What Is The Difference?
I watch a lot of YouTube videos to learn how others tackle a problem I’m trying to solve myself. If everyone tends to use the same approach, there must be a reason that so many folks reach the same conclusion. I have learned to ask if there might be a better way not yet discovered. If so, can I figure it out? Very often a small change can make a big difference.
I’ve also learned not to reinvent the wheel from scratch. I ask how I can take an existing device and make something better, add more capability, take out some of the cost, or make a larger one or a smaller one.
I also see turners working on a lathe project using methods that are inferior to the way I would do the same thing. I’m a much better turner than they are. What’s the difference? They took the time to record, edit, and publish their efforts in a video, while I just sat on my butt and watched them do it!
“Do what you can, with what you have, where you are.”
Theodore Roosevelt 26th President of the United States
I have developed a very successful little business following that advice. I offer several original and unique products for turners that are sold worldwide using my available machinery and materials. When I begin the design process for something new, I choose materials I can work with on the equipment I have using methods I’m familiar with, or can learn quickly. I use as many off–the–shelf hardware items as possible instead of selecting specialized, proprietary, long lead–time items that I may not be able to get in the future. I design the manufacturing process so it doesn’t involve complicated and critical processes and require excessive labor.
What this means to you is to think about a project before you start. Try to envision each major step needed along the way. The sequence in which you do something can make all the difference. Do you have the necessary lathe tools or can you modify what you already have to make it work? Is there some preparation you could do that will make the rest of the project go more smoothly? Take a few minutes searching YouTube to see how others solved a similar problem.

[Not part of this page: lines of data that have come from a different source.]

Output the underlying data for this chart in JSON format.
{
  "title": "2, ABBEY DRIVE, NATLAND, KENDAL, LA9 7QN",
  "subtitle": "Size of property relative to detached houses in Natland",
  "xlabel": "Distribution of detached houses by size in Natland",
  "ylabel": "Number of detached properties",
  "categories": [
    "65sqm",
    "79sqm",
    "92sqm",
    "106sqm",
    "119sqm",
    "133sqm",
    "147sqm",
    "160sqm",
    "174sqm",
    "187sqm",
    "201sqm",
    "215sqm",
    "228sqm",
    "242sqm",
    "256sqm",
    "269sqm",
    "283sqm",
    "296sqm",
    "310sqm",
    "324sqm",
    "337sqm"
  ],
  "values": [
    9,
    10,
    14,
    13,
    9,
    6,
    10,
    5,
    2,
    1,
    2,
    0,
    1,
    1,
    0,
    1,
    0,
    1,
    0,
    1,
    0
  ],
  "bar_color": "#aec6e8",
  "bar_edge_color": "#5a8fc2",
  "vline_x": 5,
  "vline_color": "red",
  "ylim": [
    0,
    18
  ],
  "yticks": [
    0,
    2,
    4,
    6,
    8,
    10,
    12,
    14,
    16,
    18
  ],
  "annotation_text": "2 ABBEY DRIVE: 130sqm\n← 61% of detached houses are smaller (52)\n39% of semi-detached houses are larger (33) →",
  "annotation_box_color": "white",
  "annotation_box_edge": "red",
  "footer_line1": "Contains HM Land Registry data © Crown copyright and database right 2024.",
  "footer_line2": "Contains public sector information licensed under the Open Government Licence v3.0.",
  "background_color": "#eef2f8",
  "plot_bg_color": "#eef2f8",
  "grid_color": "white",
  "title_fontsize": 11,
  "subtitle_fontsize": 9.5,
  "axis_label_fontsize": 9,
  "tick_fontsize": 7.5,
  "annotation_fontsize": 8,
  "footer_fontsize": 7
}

There is every reason to get started with a can–do attitude rather than thinking you can’t because you don’t have the proper equipment, tools, skillset, etc. Nine times out of Ten, you will figure it out along the way. If you start and fail, you will be far ahead of never having started. Just because you failed this time is no reason not to try again. Follow Teddie’s advice “Do what you can, with what you have, where you are.” Remember that wherever you go, there you are.
Here is my inspiration for this message:
(Prov 8:12 [KJV]) I wisdom dwell with prudence, and find out knowledge of witty inventions.
(Phil 4:9 [MSG]) Put into practice what you learned from me, what you heard and saw and realized. Do that, and God, who makes everything work together, will work you into his most excellent harmonies.
(Col 3:23 [NASB]) Whatever you do, do your work heartily, as for the Lord rather than for men,
(1Cor 4:8 [MSG]) You already have all you need. You already have more access to God than you can handle. Without bringing either Apollos or me into it, you're sitting on top of the world—at least God's world—and we're right there, sitting alongside you!
Practicing What I Preach
My first table saw was a $20 7–1/4” circular saw turned upside down and screwed to a sheet of scrap plywood with the blade poking through. The rip fence was screwed to the plywood.
My first “Scroll Saw” was a $10 single–speed jig saw mounted the same way.
My second table saw wasn’t a table saw, it was a Montgomery Ward 10” radial arm saw with a 20,000 rpm spindle for router bits. I used it to crosscut, rip, dado and as an upside–down shaper spindle. The monthly payment was $15 and took three years to pay off.
I made hundreds of pieces for my young family mostly (simple furniture and bunkbeds from construction lumber) and to sell to the neighbors. I did what I could with what I had where I was. God took my small seeds and blessed them mightily.